After rolling through some rather picturesque Bavarian countryside, our train arrived in Füssen, and then it was time to hop on a bus that would deposit us in Schwangau, aka castle central. We picked up our tickets to tour both Hohenschwangau, the summer getaway for the ruling Bavarians, and Neuschwanstein, the never-completed fantasy castle of King Ludwig II (you know, the mad, crazy one). First stop was a wee bit of a hike up to Hohenschwangau, the smaller of the two, where our English audioguide coupled with a multi-lingual human tour guide took us through most of the castle. No pictures allowed in either of the castles, so we had to settle for a lot of exterior shots, which isn't really a problem at all since the whole area is just freakin' gorgeous. Highlights? Oh, the "hanky-panky" staircase leading from the king's room on one floor to the queen's on another. One guy on our tour was especially amused by that. After making our way through Hohenschwangau, we had a bit of a break before our designated tour time of Neuschwanstein, which was good because we were in desperate need of provisions. And by provisions I mean an assortment of currywurst, wiener schnitzel, jägerschnitzel, spätzle, and bier bier bier! German food is not especially photogenic given its generally neutral color scheme and multiple shades of brown, but it sure is tasty. And hearty. And filling. After our food stop, it was time to catch one more bus to haul us up a mountain to take in Neuschwanstein. We're talking twisty-curvy up up up on this bus ride, folks.
The castle was absolutely gorgeous. Ludwig had a bit of a thing for Richard Wagner, and the castle was basically built to worship his various operatic works. I mean, Ludwig specifically had a performance hall built in the castle for the performance of Wagner's works. Oh, and no audioguide for this one. For this one we had Benjamin, an endearing little tour guide who took great delight in delivering his carefully rehearsed tour information, complete with precise gestures and well-timed smiles that took over his entire face. He was just too cute when he attempted jokes. We knew they were jokes because he would pause, stretch into that slow smile for at least five seconds, and then move on with his repertoire.
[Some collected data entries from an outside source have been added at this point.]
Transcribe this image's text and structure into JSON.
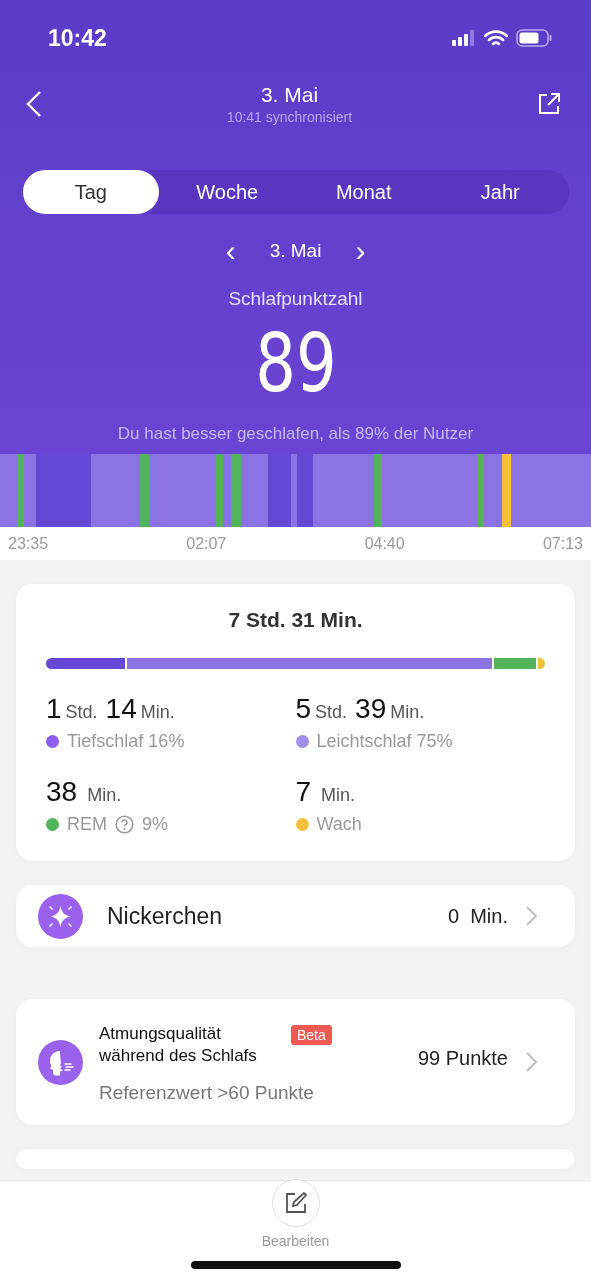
{
  "status_bar": {
    "time": "10:42"
  },
  "header": {
    "title": "3. Mai",
    "subtitle": "10:41 synchronisiert"
  },
  "tabs": [
    {
      "label": "Tag",
      "selected": true
    },
    {
      "label": "Woche",
      "selected": false
    },
    {
      "label": "Monat",
      "selected": false
    },
    {
      "label": "Jahr",
      "selected": false
    }
  ],
  "date_nav": {
    "prev": "‹",
    "date": "3. Mai",
    "next": "›"
  },
  "score": {
    "label": "Schlafpunktzahl",
    "value": "89",
    "comparison": "Du hast besser geschlafen, als 89% der Nutzer"
  },
  "timeline": {
    "times": [
      "23:35",
      "02:07",
      "04:40",
      "07:13"
    ]
  },
  "summary": {
    "total": "7 Std. 31 Min.",
    "bar": [
      {
        "color": "#6549d6"
      },
      {
        "color": "#8b73e3"
      },
      {
        "color": "#52b35a"
      },
      {
        "color": "#f5bf3c"
      }
    ],
    "stages": [
      {
        "hours": "1",
        "hours_unit": "Std.",
        "minutes": "14",
        "minutes_unit": "Min.",
        "label": "Tiefschlaf 16%",
        "color": "#8e5ef0",
        "info": false
      },
      {
        "hours": "5",
        "hours_unit": "Std.",
        "minutes": "39",
        "minutes_unit": "Min.",
        "label": "Leichtschlaf 75%",
        "color": "#a38fe8",
        "info": false
      },
      {
        "minutes": "38",
        "minutes_unit": "Min.",
        "label": "REM",
        "percent": "9%",
        "color": "#52b35a",
        "info": true
      },
      {
        "minutes": "7",
        "minutes_unit": "Min.",
        "label": "Wach",
        "color": "#f5bf3c",
        "info": false
      }
    ]
  },
  "cards": [
    {
      "kind": "nap",
      "title": "Nickerchen",
      "value": "0",
      "unit": "Min."
    },
    {
      "kind": "breathing",
      "title": "Atmungsqualität während des Schlafs",
      "badge": "Beta",
      "value": "99 Punkte",
      "note": "Referenzwert >60 Punkte"
    }
  ],
  "bottom_bar": {
    "label": "Bearbeiten"
  }
}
He was a wealth of knowledge, though, and moved us through both completed and unfinished sections of the castle. The level of detail throughout is just amazing - I personally prefer a little bit less going on with my decor scheme, but they really knew how to go all out.
Oh, and remember that winding path we took up the mountain? Well, we missed the last bus down, so it was time to wind ourselves down the mountain, hopefully without hurting ourselves or even any of the slugs we passed along the way. Hiking adventures in the Bavarian forest! Ok, ok, we had a path and even some stairs along the way, so it wasn't that ridiculous, but still - I think this may have been the day where we actually had enough physical activity to burn off all of those beer calories.
Fortunately, we did catch the last bus out of Füssen, make our way to the train station, and head back into Munich for the night. Trinity, just a reminder than "Munich" and "München" are the same place. Oh, and there's nothing like one more beer to cap off CASTLE DAY with a great night view of the town hall at the Marienplatz.